Abstract Mutations in the CACNA1A gene, which encodes the pore-forming subunit of the P/Q type calcium channel (Cav2.1), lead to neurological disorders including Episodic Ataxia type 2 (EA2) and Familial Hemiplegic Migraine type 1 (FHM1). Patients have typically been classified as having one of these disorders or the other, but symptoms are often overlapping and the distinction has been called into question. More recently, CACNA1A patients presenting primarily with cognitive defects such as intellectual disability or developmental delay have been described, suggesting that a more salient dichotomy may lie between mutations that lead to severe motor deficits and those that are characterized primarily by cognitive dysfunction. Motor dysfunction such as ataxia has been attributed to disruption of neuronal excitability and pacemaking function of cerebellar Purkinje cells, where these channels are most highly expressed. In contrast, t he underlying mechanisms leading to cognitive dysfunction remain unknown. However, Cav2.1 channels are also expressed throughout the nervous system at presynaptic terminals where they mediate synaptic vesicle release. The varying functional consequences of different CACNA1A mutations underscore the importance of delineating the impact of each CACNA1A mutation on channel expression and function to understand how each causes the associated disease phenotypes. We hypothesize that mutations that effect primarily neuronal excitability result in classical motor phenotypes, while those that effect synaptic properties may give rise to cognitive deficits. To begin to address this, we propose to characterize an array of CACNA1A patient mutations resulting in either primarily motor or primarily cognitive presentations. We have validated and now propose to combine two model systems to characterize the effect of these mutations: a heterologous expression system (HEK293t cells) to assess cell-surface expression and biophysical properties using molecular, imaging, and whole cell electrophysiology techniques, as well as the nematode C. elegans to investigate in vivo presynaptic localization and synaptic function. This work will lay the foundation for elucidating the mechanism by which CACNA1A mutations affect neuronal function and lead to pleiotropic patient outcomes.

摘要 编码P/Q型钙离子成孔亚单位的CACNA1A基因突变 通道(Cav2.1)，导致神经系统疾病，包括发作性共济失调2型(EA2)和家族性 偏瘫偏头痛1型(FHM1)。患者通常被归类为患有这些疾病之一或 另一种，但症状往往是重叠的，这种区别受到了质疑。最近， CACNA1a患者主要表现为认知缺陷，如智力残疾或发育不良 已经描述了延迟，这表明更显著的二分法可能存在于导致 严重的运动障碍和以认知功能障碍为主要特征的疾病。

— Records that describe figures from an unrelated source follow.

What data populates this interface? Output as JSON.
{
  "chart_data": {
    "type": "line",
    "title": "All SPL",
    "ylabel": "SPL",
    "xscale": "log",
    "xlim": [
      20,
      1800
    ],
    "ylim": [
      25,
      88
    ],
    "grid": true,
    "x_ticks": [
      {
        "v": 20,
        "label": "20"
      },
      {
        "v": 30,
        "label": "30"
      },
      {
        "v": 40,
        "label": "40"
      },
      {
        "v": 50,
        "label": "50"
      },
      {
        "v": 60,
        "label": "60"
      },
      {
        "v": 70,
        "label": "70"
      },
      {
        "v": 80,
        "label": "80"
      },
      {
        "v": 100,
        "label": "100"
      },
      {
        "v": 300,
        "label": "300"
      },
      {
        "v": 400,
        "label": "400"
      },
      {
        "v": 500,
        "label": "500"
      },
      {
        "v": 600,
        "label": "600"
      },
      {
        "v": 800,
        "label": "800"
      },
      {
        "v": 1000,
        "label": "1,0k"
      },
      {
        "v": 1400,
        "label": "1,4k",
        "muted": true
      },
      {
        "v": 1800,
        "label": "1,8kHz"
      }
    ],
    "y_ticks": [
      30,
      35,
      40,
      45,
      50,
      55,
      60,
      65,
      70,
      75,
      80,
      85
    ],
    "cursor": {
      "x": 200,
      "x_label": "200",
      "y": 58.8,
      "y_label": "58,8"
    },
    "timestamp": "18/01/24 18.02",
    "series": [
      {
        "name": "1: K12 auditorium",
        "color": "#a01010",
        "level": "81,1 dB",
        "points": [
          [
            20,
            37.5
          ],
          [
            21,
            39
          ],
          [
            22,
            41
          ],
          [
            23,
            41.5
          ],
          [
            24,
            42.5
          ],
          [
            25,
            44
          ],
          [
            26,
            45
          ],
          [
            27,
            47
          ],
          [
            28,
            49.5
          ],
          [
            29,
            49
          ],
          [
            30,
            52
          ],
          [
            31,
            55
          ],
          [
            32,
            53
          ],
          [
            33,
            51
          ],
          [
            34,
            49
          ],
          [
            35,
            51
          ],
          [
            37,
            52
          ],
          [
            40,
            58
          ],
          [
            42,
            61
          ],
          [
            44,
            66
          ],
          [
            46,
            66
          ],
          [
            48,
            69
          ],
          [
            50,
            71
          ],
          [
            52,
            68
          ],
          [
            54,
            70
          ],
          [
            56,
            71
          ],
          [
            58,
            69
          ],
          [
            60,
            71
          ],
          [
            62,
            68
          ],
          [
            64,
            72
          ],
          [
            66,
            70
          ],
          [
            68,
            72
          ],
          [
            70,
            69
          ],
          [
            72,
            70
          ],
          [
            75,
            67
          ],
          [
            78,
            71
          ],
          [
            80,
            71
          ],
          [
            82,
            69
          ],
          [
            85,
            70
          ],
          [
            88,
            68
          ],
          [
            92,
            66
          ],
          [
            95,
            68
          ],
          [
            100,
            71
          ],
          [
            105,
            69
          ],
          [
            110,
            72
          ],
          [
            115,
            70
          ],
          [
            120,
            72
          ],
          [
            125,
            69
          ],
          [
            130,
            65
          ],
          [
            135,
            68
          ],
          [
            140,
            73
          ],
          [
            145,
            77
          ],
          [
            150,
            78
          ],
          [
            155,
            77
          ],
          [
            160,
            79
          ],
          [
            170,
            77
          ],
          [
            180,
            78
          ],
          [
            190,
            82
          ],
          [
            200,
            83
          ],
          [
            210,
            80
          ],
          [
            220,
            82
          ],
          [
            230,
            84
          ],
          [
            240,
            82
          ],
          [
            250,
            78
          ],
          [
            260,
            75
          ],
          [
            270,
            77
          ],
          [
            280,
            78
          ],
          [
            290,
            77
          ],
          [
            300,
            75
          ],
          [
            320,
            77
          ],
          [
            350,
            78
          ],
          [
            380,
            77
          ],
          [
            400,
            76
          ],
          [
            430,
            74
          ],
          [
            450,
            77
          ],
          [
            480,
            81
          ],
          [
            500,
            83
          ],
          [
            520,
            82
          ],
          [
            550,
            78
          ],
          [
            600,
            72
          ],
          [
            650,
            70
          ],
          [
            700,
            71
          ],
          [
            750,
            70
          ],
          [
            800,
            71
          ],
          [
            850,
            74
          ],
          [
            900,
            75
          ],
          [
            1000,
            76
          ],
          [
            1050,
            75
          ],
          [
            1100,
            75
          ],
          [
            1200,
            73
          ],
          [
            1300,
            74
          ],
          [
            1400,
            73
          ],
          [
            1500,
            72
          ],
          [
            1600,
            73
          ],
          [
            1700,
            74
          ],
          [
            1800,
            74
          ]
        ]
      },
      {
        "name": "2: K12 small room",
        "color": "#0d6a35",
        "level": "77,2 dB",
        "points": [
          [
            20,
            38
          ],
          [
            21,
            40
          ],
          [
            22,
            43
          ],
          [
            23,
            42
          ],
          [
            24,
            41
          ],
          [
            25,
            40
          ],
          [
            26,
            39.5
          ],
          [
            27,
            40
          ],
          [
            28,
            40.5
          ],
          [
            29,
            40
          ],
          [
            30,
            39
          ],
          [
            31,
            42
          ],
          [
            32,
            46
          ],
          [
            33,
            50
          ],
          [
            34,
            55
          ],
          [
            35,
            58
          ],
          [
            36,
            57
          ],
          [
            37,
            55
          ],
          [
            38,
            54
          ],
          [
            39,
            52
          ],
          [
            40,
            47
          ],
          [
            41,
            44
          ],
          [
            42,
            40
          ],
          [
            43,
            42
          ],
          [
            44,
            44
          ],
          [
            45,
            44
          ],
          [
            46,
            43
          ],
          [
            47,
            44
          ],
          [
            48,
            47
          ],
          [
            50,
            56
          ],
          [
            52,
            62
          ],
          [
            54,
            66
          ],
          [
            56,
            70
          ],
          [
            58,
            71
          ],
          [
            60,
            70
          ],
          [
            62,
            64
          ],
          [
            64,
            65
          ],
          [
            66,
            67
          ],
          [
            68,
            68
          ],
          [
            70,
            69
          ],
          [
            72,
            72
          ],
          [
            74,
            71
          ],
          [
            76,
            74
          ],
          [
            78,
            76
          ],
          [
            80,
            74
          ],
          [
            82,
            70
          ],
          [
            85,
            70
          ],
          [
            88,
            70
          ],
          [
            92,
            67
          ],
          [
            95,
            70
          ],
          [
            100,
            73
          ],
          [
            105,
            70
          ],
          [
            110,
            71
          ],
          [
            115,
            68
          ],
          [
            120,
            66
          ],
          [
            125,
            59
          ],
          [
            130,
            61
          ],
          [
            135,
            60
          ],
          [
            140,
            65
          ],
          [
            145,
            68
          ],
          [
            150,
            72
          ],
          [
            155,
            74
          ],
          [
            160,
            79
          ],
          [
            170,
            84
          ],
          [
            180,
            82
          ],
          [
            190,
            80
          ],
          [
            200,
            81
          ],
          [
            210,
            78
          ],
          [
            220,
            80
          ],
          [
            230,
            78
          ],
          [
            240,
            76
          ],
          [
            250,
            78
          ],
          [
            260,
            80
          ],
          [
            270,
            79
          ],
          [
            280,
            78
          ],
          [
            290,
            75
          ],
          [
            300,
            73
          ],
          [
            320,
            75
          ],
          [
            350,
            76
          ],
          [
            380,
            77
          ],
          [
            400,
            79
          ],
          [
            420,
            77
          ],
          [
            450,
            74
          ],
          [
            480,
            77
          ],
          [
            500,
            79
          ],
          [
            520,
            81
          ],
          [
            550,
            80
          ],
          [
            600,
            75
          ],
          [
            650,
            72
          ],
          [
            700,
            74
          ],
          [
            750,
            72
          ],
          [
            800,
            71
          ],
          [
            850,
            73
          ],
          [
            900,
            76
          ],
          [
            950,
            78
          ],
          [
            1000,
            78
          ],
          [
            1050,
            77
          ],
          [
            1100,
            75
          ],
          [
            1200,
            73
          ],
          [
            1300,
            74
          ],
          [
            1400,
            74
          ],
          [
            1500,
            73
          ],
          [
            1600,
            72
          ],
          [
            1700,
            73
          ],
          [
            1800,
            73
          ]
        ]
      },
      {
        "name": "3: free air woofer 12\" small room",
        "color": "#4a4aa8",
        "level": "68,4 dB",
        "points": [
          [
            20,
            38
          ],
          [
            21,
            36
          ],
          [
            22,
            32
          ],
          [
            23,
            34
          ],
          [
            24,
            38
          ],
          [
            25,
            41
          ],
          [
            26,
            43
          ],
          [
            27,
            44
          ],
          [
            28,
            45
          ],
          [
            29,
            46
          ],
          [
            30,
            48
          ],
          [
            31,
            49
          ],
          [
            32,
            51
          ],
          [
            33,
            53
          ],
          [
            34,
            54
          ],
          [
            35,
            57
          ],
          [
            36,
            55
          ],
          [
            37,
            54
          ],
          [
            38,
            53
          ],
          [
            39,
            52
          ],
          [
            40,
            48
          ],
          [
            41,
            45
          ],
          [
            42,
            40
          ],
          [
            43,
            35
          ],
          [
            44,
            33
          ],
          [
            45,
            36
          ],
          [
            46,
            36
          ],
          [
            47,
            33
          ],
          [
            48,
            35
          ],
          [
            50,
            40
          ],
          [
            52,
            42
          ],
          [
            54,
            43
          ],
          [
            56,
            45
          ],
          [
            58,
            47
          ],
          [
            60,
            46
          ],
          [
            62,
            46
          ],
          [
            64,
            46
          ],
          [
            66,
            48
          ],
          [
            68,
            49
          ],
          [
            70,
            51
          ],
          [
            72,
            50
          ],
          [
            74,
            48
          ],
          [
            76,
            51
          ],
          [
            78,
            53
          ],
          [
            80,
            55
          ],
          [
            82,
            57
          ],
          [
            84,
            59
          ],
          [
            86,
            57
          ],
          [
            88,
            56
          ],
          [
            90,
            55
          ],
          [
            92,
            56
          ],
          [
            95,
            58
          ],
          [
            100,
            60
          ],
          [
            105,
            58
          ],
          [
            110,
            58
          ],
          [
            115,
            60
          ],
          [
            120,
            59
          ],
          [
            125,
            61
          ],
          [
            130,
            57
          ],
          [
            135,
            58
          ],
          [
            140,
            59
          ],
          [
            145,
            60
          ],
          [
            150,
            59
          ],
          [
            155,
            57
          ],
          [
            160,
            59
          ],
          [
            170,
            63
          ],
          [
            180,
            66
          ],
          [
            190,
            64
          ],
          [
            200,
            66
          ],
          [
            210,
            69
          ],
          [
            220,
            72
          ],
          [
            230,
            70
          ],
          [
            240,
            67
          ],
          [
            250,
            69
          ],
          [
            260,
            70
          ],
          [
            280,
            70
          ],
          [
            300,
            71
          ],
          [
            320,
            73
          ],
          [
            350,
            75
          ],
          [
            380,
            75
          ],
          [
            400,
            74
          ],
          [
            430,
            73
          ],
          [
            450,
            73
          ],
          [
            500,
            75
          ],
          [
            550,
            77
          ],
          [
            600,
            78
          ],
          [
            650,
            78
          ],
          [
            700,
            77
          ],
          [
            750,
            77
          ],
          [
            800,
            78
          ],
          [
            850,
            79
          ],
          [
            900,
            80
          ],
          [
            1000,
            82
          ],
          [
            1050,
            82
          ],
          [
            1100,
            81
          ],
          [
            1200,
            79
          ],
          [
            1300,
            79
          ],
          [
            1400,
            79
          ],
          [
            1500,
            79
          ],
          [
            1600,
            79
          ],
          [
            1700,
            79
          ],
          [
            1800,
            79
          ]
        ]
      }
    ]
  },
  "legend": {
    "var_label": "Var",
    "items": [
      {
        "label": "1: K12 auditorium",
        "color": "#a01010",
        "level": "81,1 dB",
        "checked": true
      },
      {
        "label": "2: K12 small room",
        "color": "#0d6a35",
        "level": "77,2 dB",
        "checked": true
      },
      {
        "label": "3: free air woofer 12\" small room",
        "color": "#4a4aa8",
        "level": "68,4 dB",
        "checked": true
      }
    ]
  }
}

运动功能障碍 例如共济失调被归因于神经元的兴奋性和小脑的起搏功能的破坏 浦肯野细胞，在那里这些通道表达最高。相比之下，潜在的机制 导致认知功能障碍的原因尚不清楚。然而，Cav2.1通道也在整个过程中表达 突触前终末的神经系统，在那里它们调节突触小泡的释放。变化无常 不同CACNA1A突变的功能后果强调了描述影响的重要性 了解每个CACNA1A突变对通道表达和功能的影响，以了解每个突变如何导致 相关疾病表型。我们假设，主要影响神经元兴奋性的突变会导致 在经典的运动表型中，而那些影响突触属性的因素可能会导致认知障碍。至 为了开始解决这个问题，我们建议表征一组CACNA1A患者突变导致的 主要是运动性或认知性表现。我们已经过验证，现在建议将两种模式结合起来 表征这些突变影响的系统：异源表达系统(HEK293t细胞) 使用分子、成像和全细胞技术评估细胞表面表达和生物物理特性 电生理学技术，以及线虫在体内研究突触前 定位和突触功能。这项工作将为阐明其致病机制奠定基础。 CACNA1A突变会影响神经元功能，并导致多效性患者的预后。